SECTORES REGULADOS

La función reguladora consiste en una actividad de supervisión, seguimiento y control sobre determinados sectores económicos que se consideran estratégicos o, al menos, de gran importancia para la sociedad y que por ello requieran asegurar la garantía de unos niveles o estándares mínimos de accesibilidad, calidad y precio en beneficio de los ciudadanos.

Dicha finalidad, se encomienda por parte del Estado a órganos independientes, que se denominan “organismos reguladores” investidos de potestades y facultades extraordinarias, aunque también podría conferirse la función supervisora a órganos administrativos integrados en la estructura jerárquica de la propia Administración.
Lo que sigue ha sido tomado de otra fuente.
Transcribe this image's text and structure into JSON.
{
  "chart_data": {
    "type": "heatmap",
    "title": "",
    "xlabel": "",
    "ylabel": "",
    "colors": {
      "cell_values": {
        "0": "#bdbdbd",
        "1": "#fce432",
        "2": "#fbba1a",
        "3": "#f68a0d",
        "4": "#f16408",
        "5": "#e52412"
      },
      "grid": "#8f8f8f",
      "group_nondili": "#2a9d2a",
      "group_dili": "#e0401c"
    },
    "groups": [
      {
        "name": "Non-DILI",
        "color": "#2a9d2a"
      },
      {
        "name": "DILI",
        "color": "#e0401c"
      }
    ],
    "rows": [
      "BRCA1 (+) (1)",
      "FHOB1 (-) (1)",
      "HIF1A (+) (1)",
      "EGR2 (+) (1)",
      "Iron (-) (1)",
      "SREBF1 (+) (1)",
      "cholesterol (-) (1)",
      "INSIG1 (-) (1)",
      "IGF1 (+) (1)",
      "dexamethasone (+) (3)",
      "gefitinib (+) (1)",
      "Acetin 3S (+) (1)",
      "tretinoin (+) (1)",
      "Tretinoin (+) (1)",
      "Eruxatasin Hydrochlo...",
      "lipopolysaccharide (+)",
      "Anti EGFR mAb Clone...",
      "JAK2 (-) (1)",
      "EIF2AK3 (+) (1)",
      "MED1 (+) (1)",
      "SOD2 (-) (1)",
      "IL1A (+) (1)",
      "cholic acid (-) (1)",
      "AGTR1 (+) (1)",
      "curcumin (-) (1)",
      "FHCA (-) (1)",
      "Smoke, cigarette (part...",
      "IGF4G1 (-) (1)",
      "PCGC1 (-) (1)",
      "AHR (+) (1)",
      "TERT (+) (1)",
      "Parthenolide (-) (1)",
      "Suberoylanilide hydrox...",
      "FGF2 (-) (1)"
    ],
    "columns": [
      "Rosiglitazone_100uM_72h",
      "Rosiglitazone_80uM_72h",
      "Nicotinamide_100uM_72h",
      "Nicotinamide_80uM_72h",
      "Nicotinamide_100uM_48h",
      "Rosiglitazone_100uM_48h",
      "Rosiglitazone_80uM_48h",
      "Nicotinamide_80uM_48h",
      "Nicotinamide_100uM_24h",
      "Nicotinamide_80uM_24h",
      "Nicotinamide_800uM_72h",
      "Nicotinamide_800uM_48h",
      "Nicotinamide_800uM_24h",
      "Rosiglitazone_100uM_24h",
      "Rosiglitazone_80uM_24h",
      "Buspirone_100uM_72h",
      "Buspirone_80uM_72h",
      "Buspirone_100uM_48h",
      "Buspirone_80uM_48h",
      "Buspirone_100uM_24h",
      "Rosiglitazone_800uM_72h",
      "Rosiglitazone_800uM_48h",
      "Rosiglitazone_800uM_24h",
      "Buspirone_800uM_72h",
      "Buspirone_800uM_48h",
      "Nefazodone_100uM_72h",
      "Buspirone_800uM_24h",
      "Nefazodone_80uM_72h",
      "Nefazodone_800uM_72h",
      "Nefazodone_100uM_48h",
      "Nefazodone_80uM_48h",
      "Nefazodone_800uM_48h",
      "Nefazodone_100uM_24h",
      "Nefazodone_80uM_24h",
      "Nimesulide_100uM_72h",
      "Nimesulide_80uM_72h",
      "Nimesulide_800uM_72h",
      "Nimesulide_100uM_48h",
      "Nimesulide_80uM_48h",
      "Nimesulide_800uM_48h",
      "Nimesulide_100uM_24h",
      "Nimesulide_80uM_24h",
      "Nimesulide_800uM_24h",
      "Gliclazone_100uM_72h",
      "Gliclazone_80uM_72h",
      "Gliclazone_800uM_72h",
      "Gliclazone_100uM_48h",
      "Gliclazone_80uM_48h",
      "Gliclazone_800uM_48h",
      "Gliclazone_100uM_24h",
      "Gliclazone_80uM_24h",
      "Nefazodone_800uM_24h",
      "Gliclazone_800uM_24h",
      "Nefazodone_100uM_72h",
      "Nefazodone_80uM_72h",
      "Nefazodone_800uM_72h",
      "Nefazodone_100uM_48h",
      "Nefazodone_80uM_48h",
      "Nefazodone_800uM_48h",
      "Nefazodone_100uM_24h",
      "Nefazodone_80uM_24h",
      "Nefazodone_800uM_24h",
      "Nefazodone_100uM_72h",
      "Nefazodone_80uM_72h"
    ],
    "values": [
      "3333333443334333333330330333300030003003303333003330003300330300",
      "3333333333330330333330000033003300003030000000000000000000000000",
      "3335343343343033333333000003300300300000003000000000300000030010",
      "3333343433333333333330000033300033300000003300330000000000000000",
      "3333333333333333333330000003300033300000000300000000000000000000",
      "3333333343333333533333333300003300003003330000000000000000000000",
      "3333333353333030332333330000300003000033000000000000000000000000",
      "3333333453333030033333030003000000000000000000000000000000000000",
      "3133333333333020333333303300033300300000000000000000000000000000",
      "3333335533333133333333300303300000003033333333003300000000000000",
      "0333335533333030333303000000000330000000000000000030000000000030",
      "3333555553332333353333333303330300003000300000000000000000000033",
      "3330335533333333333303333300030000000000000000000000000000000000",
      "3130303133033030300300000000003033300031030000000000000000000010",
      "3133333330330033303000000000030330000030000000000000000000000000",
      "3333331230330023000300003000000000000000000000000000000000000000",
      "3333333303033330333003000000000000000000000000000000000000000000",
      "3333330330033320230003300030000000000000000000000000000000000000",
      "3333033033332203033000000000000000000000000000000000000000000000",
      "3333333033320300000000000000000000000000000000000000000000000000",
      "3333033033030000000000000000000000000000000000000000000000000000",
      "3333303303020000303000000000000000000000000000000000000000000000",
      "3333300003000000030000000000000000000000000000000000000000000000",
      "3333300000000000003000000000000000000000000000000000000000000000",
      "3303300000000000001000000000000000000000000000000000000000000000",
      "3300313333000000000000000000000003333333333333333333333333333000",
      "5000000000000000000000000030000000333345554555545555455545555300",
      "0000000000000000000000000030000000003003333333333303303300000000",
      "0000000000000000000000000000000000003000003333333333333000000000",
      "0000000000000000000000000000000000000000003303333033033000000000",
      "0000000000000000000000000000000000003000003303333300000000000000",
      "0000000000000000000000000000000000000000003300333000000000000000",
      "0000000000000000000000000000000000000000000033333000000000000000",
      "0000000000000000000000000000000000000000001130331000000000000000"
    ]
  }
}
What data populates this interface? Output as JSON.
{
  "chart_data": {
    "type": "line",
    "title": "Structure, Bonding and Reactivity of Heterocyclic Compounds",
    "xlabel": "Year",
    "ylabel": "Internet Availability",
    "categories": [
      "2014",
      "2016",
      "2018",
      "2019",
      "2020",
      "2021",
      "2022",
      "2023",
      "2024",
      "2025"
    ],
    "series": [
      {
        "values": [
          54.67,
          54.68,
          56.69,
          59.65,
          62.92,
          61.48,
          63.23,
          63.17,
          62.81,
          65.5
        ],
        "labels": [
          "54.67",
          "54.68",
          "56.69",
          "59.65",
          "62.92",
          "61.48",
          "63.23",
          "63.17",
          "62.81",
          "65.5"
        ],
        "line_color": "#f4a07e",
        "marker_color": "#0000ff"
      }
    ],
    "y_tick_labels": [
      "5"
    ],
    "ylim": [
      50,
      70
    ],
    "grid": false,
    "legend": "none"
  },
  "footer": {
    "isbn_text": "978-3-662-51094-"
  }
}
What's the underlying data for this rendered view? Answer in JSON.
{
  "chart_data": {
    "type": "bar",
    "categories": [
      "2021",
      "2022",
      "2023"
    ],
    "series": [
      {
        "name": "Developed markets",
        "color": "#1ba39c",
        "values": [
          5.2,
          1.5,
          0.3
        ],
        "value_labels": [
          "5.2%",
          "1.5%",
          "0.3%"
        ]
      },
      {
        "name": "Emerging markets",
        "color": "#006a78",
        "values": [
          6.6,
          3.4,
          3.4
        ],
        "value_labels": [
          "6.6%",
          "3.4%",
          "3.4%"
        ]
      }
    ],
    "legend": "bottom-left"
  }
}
Entre otros sectores regulados, conviene traer a colación los que siguen:

  • Telecomunicaciones.
  • Transportes: terrestres, aéreos y marítimos.
  • Comunicaciones postales.
  • Sector farmacéutico.
  • Juego.
  • Energía.
  • Banca – regulación financiera.
  • Servicios funerarios.

En todos y cada uno de los procedimientos administrativos relacionados con dichos sectores regulados, es posible llevar a cabo un asesoramiento jurídico integral tanto en fase consultiva, como desplegando la oportuna defensa ya sea en vía administrativa ya sea en fase contencioso – administrativa.